Subject: International relations
Context:
- The United States Food and Drug Administration (USFDA) has granted fast-track approval to an Alzheimer’s medicine which, initial results show, reduces the amyloid beta protein deposition in the brain – a classic symptom of the neurodegenerative disease.
Two new drugs that got approval fro US FDA:
- Two drugs that have received a lot of attention in recent weeks are aducanumab (marketed as Aduhelm) and lecanemab.
- The drug Lecanemab, marketed as Leqembi, is the second such monoclonal antibody to receive approval from the regulator. (First one is Aducanemab.)

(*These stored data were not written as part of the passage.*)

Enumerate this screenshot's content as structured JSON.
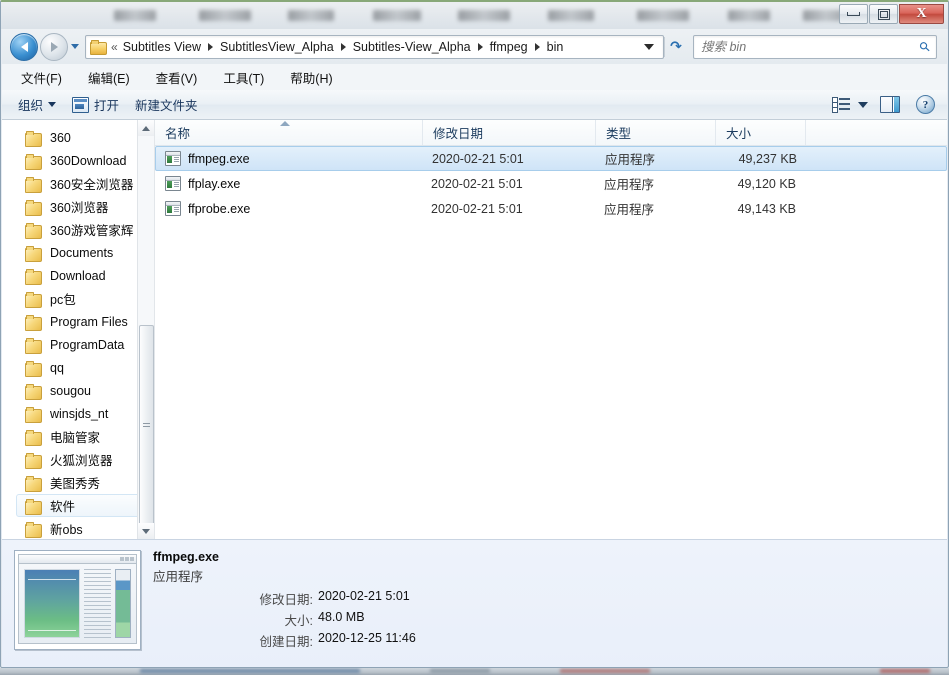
{
  "window": {
    "title_blurred": true,
    "buttons": {
      "minimize": "minimize",
      "restore": "restore",
      "close": "X"
    }
  },
  "address": {
    "back_tooltip": "后退",
    "forward_tooltip": "前进",
    "chevron": "«",
    "crumbs": [
      "Subtitles View",
      "SubtitlesView_Alpha",
      "Subtitles-View_Alpha",
      "ffmpeg",
      "bin"
    ],
    "refresh_icon": "refresh-icon"
  },
  "search": {
    "placeholder": "搜索 bin",
    "value": ""
  },
  "menu": {
    "items": [
      {
        "label": "文件(F)",
        "text": "文件",
        "key": "F"
      },
      {
        "label": "编辑(E)",
        "text": "编辑",
        "key": "E"
      },
      {
        "label": "查看(V)",
        "text": "查看",
        "key": "V"
      },
      {
        "label": "工具(T)",
        "text": "工具",
        "key": "T"
      },
      {
        "label": "帮助(H)",
        "text": "帮助",
        "key": "H"
      }
    ]
  },
  "toolbar": {
    "organize_label": "组织",
    "open_label": "打开",
    "new_folder_label": "新建文件夹",
    "view_options_icon": "view-options-icon",
    "preview_pane_icon": "preview-pane-icon",
    "help_icon": "?"
  },
  "sidebar": {
    "items": [
      {
        "label": "360"
      },
      {
        "label": "360Download"
      },
      {
        "label": "360安全浏览器"
      },
      {
        "label": "360浏览器"
      },
      {
        "label": "360游戏管家辉"
      },
      {
        "label": "Documents"
      },
      {
        "label": "Download"
      },
      {
        "label": "pc包"
      },
      {
        "label": "Program Files"
      },
      {
        "label": "ProgramData"
      },
      {
        "label": "qq"
      },
      {
        "label": "sougou"
      },
      {
        "label": "winsjds_nt"
      },
      {
        "label": "电脑管家"
      },
      {
        "label": "火狐浏览器"
      },
      {
        "label": "美图秀秀"
      },
      {
        "label": "软件",
        "hovered": true
      },
      {
        "label": "新obs"
      }
    ]
  },
  "filelist": {
    "columns": [
      {
        "label": "名称",
        "sorted": "asc"
      },
      {
        "label": "修改日期"
      },
      {
        "label": "类型"
      },
      {
        "label": "大小"
      }
    ],
    "rows": [
      {
        "name": "ffmpeg.exe",
        "date": "2020-02-21 5:01",
        "type": "应用程序",
        "size": "49,237 KB",
        "selected": true
      },
      {
        "name": "ffplay.exe",
        "date": "2020-02-21 5:01",
        "type": "应用程序",
        "size": "49,120 KB",
        "selected": false
      },
      {
        "name": "ffprobe.exe",
        "date": "2020-02-21 5:01",
        "type": "应用程序",
        "size": "49,143 KB",
        "selected": false
      }
    ]
  },
  "details": {
    "file_name": "ffmpeg.exe",
    "file_type": "应用程序",
    "fields": [
      {
        "label": "修改日期:",
        "value": "2020-02-21 5:01"
      },
      {
        "label": "大小:",
        "value": "48.0 MB"
      },
      {
        "label": "创建日期:",
        "value": "2020-12-25 11:46"
      }
    ]
  },
  "colors": {
    "selection_blue": "#cfe4f7",
    "selection_border": "#a7cdeb",
    "header_text": "#1b3b5e",
    "close_button_red": "#c24a3e",
    "details_background": "#eef3fb",
    "folder_yellow": "#f7d87c"
  }
}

- Its accelerated approval, a protocol used for serious conditions for which not many treatments exist, was based on a “surrogate endpoint” – there was a statistically significant reduction in amyloid beta plaques at week 79 in 856 Alzheimer’s patients who took the medicine, according to the statement from USFDA.
- Both drugs showed a substantial reduction in amyloid in the brain. But whether this reduction in amyloid resulted in a meaningful benefit in memory and thinking is less clear.

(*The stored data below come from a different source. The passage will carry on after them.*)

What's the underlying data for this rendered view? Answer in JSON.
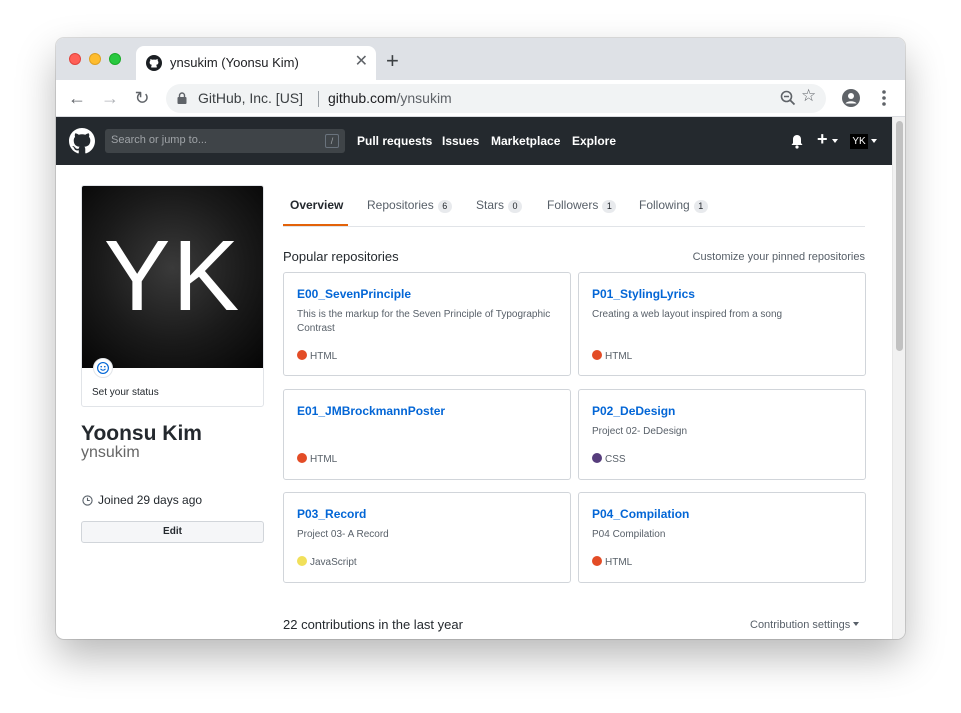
{
  "browser": {
    "tab_title": "ynsukim (Yoonsu Kim)",
    "tab_close": "✕",
    "new_tab": "+",
    "back": "←",
    "forward": "→",
    "reload": "↻",
    "cert_label": "GitHub, Inc. [US]",
    "url_host": "github.com",
    "url_path": "/ynsukim",
    "star": "☆"
  },
  "gh_header": {
    "search_placeholder": "Search or jump to...",
    "search_shortcut": "/",
    "nav": [
      "Pull requests",
      "Issues",
      "Marketplace",
      "Explore"
    ],
    "plus": "+",
    "avatar_initials": "YK"
  },
  "profile": {
    "avatar_initials": "YK",
    "status_label": "Set your status",
    "full_name": "Yoonsu Kim",
    "username": "ynsukim",
    "joined": "Joined 29 days ago",
    "edit_label": "Edit"
  },
  "tabs": [
    {
      "label": "Overview",
      "count": ""
    },
    {
      "label": "Repositories",
      "count": "6"
    },
    {
      "label": "Stars",
      "count": "0"
    },
    {
      "label": "Followers",
      "count": "1"
    },
    {
      "label": "Following",
      "count": "1"
    }
  ],
  "popular": {
    "title": "Popular repositories",
    "customize": "Customize your pinned repositories",
    "repos": [
      {
        "name": "E00_SevenPrinciple",
        "desc": "This is the markup for the Seven Principle of Typographic Contrast",
        "lang": "HTML",
        "color": "#e34c26"
      },
      {
        "name": "P01_StylingLyrics",
        "desc": "Creating a web layout inspired from a song",
        "lang": "HTML",
        "color": "#e34c26"
      },
      {
        "name": "E01_JMBrockmannPoster",
        "desc": "",
        "lang": "HTML",
        "color": "#e34c26"
      },
      {
        "name": "P02_DeDesign",
        "desc": "Project 02- DeDesign",
        "lang": "CSS",
        "color": "#563d7c"
      },
      {
        "name": "P03_Record",
        "desc": "Project 03- A Record",
        "lang": "JavaScript",
        "color": "#f1e05a"
      },
      {
        "name": "P04_Compilation",
        "desc": "P04 Compilation",
        "lang": "HTML",
        "color": "#e34c26"
      }
    ]
  },
  "contributions": {
    "title": "22 contributions in the last year",
    "settings": "Contribution settings"
  }
}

- The Food and Drug Administration in the United States granted accelerated approval for aducanumab and Lecanemab as it thought the drug would improve or slow Alzheimer’s symptoms.
- Lecanemab resulted in a 27 per cent slower decline in memory and thinking ability.
Concerns:
- The results were encouraging only when it was administered to patients with mild cognitive impairment or mild dementia.
- There is no evidence yet of its interventionist potential in advanced cases.
- Another medicine called Aducanemab, got approval in 2021, and developed by Japanese and American companies Eisai and Biogen, also shows less effective than what it claimed.
- Side effects include- Brain swelling and small brain bleed as detected on brain scans.
- High cost of drugs- Aducanumab costs US$28,200 (A$42,000) per patient per year, and the cost of Lecanemab is $26500/ year.
About Alzheimer’s disease:
- In Alzheimer’s disease, Amyloid protein builds up in the brain, which further triggers the development of Tau (a protein) which induces memory loss.
- Beyond amyloid and tau, a range of other biological, genetic, lifestyle, and environmental factors can also contribute to Alzheimer’s disease.